Jasmin Capital announces today the publication of its Annual Private Secondary Market Survey
presenting data, trends, and an outlook of both LP-led and GP-led transactions.
“Our survey has been conducted among our wide network of private market professionals,
gathering more than 100 respondents cumulating over 1 trillion dollars of AuM” Gilles Morel – Head
of Secondaries at Jasmin Capital – states.
In the current market environment, driven by capital constraints and lower DPI1 due to the
slowdown in the M&A market, Gilles Morel underlines that “almost 90% of LPs have declared a
similar or higher likelihood of turning to the secondary market in 2023”. In addition, LPs are
mentioning active portfolio management (i.e. mitigation of the denominator effect, rebalancing
of the portfolio, and asset rotation) and vehicle wind-down (including tail-end sales) as the two
main reasons to turn to the secondary market.
“Small and Mid-cap Buyout fund stakes are the ones under the spotlight in the secondary market,
as 80% of our respondents have declared an ‘interest’ or a ‘strong interest’ in carrying out such
transaction” Gilles adds, this trend translates into converging pricings to Large cap levels for the
Mid segment, and at a lesser extent for the Small market. While Buyout fund stakes remain most
preferred, VC suffers from market dislocation and uncertainties on their valuation, Infrastructure
and Private Debt offer some resilience despite asset repricing due to the new rate environment.
Furthermore, Gilles Morel observes an emerging trend where “Bid/Ask Spread has been narrowing
thanks to increasingly flexible sale process and new market practices such as mosaic
transactions or cherry picking in large portfolios”.
Secondary market represents a key alternative for GPs to M&A. GPs favor continuation funds but
their interest in preferred equity, NAV financing and strip sales2 continues to grow.

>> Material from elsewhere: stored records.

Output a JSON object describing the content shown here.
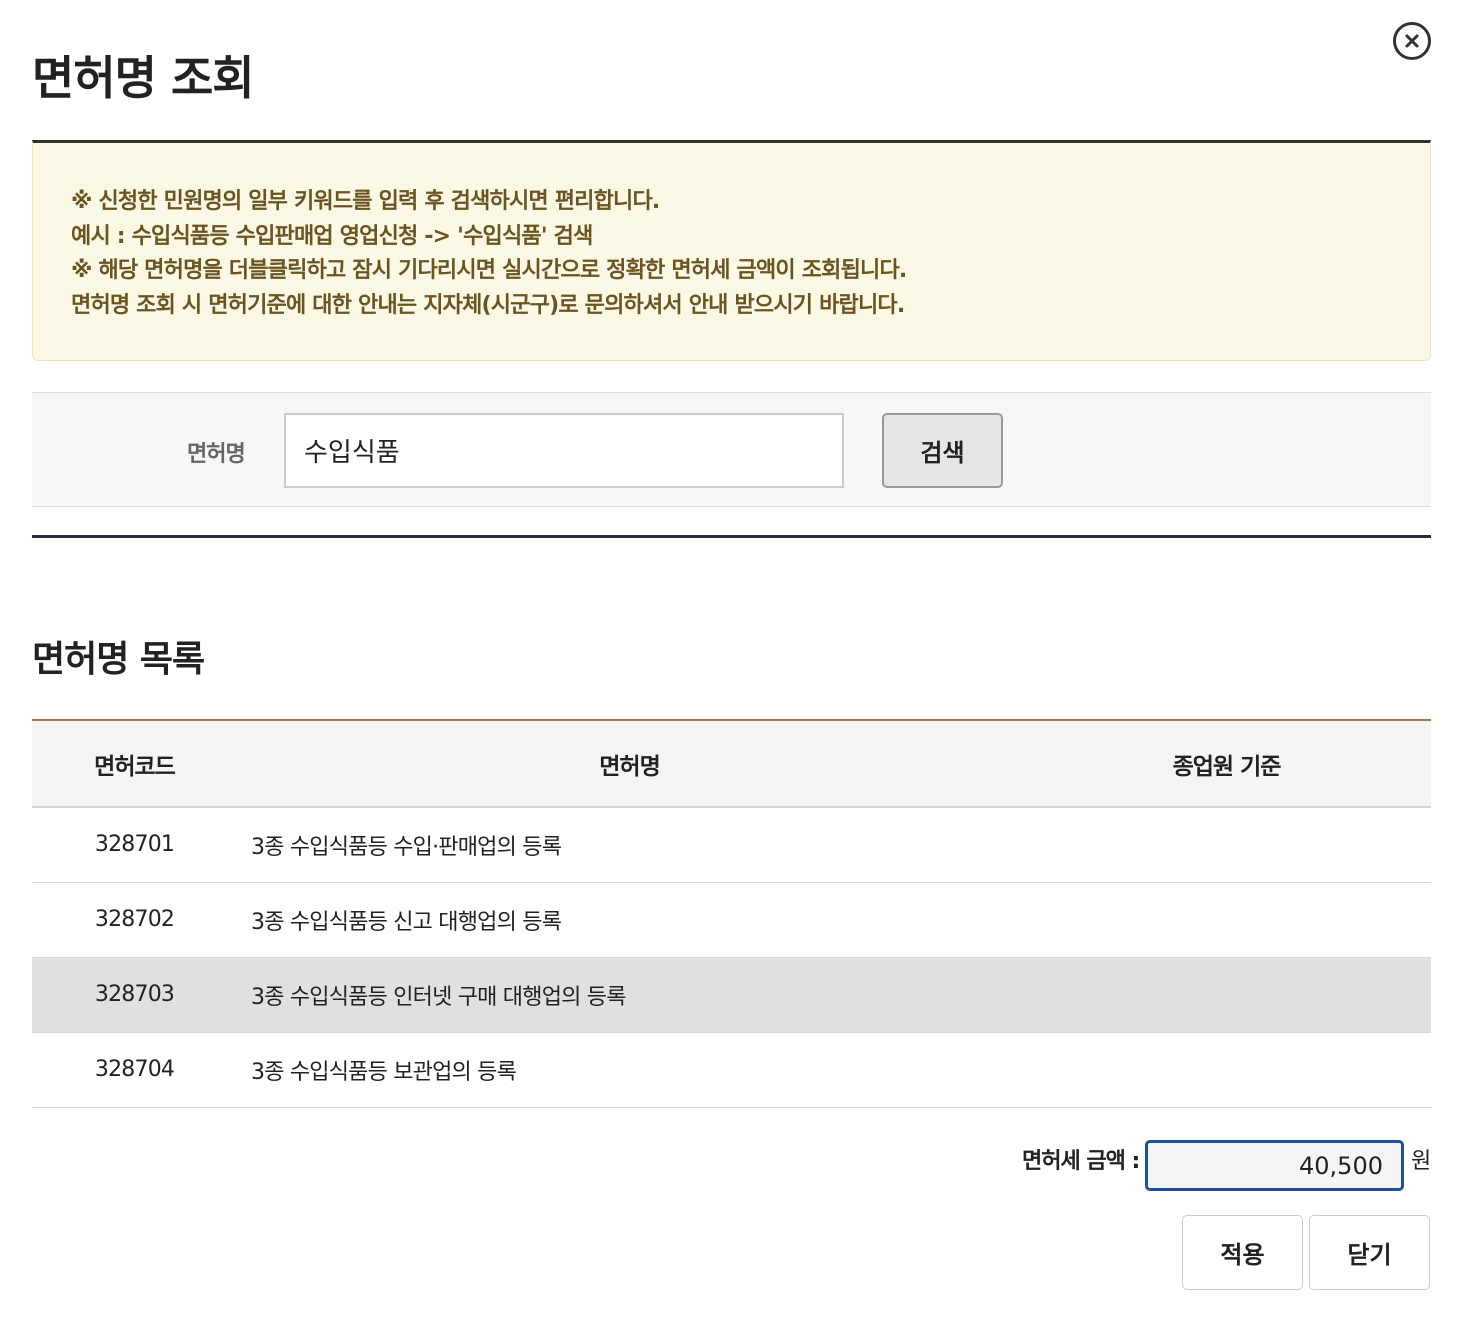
{
  "dialog": {
    "title": "면허명 조회"
  },
  "notice": {
    "lines": [
      "※ 신청한 민원명의 일부 키워드를 입력 후 검색하시면 편리합니다.",
      "예시 : 수입식품등 수입판매업 영업신청 -> '수입식품' 검색",
      "※ 해당 면허명을 더블클릭하고 잠시 기다리시면 실시간으로 정확한 면허세 금액이 조회됩니다.",
      "면허명 조회 시 면허기준에 대한 안내는 지자체(시군구)로 문의하셔서 안내 받으시기 바랍니다."
    ]
  },
  "search": {
    "label": "면허명",
    "value": "수입식품",
    "button": "검색"
  },
  "list": {
    "title": "면허명 목록",
    "columns": [
      "면허코드",
      "면허명",
      "종업원 기준"
    ],
    "rows": [
      {
        "code": "328701",
        "name": "3종 수입식품등 수입·판매업의 등록",
        "staff": ""
      },
      {
        "code": "328702",
        "name": "3종 수입식품등 신고 대행업의 등록",
        "staff": ""
      },
      {
        "code": "328703",
        "name": "3종 수입식품등 인터넷 구매 대행업의 등록",
        "staff": ""
      },
      {
        "code": "328704",
        "name": "3종 수입식품등 보관업의 등록",
        "staff": ""
      }
    ],
    "selected_row": 2
  },
  "tax": {
    "label": "면허세 금액 :",
    "value": "40,500",
    "unit": "원"
  },
  "actions": {
    "apply": "적용",
    "close": "닫기"
  },
  "colors": {
    "notice_bg": "#fcf8e6",
    "notice_text": "#6b5420",
    "table_top_border": "#b86b55",
    "selected_row_bg": "#e0e0e0",
    "focus_border": "#1e4fa3"
  }
}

Selective
Stapled transactions, which combines a secondary transaction with the commitment in the
fundraising of the GP’s upcoming fund, are sought due to current adverse fundraising conditions.

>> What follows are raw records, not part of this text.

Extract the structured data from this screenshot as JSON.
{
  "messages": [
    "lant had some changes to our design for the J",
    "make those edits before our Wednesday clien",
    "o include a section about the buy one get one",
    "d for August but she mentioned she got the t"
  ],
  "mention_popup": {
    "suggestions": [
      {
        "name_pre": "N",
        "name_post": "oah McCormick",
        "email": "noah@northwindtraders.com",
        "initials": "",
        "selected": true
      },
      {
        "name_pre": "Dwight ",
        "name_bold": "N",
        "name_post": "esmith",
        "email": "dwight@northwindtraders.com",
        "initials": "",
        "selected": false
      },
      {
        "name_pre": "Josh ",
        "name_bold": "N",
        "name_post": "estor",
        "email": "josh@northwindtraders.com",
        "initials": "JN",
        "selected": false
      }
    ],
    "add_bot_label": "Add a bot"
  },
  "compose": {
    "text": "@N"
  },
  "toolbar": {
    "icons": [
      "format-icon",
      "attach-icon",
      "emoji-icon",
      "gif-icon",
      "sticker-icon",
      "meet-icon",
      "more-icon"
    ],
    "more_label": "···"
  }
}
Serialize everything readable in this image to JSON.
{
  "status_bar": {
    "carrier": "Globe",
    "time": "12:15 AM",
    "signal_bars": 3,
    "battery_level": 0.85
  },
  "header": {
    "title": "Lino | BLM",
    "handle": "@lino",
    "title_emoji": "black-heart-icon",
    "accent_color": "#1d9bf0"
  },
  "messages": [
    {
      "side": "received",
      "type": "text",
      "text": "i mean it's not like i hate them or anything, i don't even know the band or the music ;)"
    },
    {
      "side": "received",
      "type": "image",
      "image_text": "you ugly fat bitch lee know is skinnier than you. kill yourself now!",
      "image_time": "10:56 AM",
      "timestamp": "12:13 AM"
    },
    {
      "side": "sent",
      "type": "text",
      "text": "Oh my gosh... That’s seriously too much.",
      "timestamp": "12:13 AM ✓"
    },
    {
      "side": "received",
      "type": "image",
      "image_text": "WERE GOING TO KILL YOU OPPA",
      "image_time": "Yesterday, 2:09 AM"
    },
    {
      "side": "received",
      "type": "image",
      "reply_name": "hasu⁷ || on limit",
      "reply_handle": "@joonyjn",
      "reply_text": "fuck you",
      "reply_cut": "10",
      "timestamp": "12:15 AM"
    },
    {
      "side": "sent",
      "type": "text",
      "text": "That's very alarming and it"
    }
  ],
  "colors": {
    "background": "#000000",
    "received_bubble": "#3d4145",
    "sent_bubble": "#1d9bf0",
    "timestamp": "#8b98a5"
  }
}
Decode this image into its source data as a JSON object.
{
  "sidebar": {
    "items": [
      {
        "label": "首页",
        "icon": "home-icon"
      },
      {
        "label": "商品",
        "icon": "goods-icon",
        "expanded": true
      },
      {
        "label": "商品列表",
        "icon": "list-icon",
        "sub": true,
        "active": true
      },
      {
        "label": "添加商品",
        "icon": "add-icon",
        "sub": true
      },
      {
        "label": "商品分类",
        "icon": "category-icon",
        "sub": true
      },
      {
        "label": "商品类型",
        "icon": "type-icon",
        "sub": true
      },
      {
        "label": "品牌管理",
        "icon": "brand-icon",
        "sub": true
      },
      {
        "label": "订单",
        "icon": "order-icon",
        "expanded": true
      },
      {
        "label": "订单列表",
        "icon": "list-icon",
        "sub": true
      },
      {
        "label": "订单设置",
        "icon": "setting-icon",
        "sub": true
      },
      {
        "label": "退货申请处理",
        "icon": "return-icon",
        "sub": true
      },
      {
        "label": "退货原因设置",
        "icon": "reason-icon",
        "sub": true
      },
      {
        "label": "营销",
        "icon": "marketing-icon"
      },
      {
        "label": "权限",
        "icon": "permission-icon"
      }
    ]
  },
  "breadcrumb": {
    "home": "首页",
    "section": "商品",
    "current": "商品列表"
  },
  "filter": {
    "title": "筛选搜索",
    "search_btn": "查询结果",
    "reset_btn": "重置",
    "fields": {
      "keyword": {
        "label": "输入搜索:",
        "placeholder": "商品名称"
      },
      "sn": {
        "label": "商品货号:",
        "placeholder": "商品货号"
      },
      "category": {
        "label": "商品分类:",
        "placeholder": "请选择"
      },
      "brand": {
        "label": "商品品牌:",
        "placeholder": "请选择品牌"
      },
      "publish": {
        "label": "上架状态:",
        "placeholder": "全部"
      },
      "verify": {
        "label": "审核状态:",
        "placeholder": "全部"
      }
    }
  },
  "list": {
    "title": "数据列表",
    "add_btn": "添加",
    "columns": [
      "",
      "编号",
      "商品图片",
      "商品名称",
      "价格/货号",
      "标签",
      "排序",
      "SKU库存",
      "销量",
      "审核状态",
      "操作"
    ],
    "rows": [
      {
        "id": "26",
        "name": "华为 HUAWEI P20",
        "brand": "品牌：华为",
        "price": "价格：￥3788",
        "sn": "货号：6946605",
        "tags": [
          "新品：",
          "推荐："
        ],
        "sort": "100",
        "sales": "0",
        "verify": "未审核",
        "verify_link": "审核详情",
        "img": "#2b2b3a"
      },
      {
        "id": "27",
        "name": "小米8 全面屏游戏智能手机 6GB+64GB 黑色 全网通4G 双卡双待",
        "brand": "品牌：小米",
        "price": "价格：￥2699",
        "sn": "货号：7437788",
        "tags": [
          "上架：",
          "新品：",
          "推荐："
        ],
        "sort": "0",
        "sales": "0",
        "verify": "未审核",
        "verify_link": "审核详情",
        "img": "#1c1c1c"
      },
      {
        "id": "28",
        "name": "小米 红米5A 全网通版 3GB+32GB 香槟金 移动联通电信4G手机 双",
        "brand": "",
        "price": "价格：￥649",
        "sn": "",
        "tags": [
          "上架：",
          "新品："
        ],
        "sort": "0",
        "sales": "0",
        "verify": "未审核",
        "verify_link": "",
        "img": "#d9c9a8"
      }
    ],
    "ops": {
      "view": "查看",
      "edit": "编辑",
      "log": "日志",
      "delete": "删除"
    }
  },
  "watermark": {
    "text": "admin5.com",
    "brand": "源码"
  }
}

“High quality assets and GPs are key to successfully execute a GP-led deal. Secondary buyers
pay strong attention to the valuation as well as misalignment of interests and conflicts of interests”
pursues Gilles Morel.
On the back of this 2023 edition survey, he concludes that “Jasmin Capital forecasts a transaction
volume between 120 and 140 billion dollars over 2023”.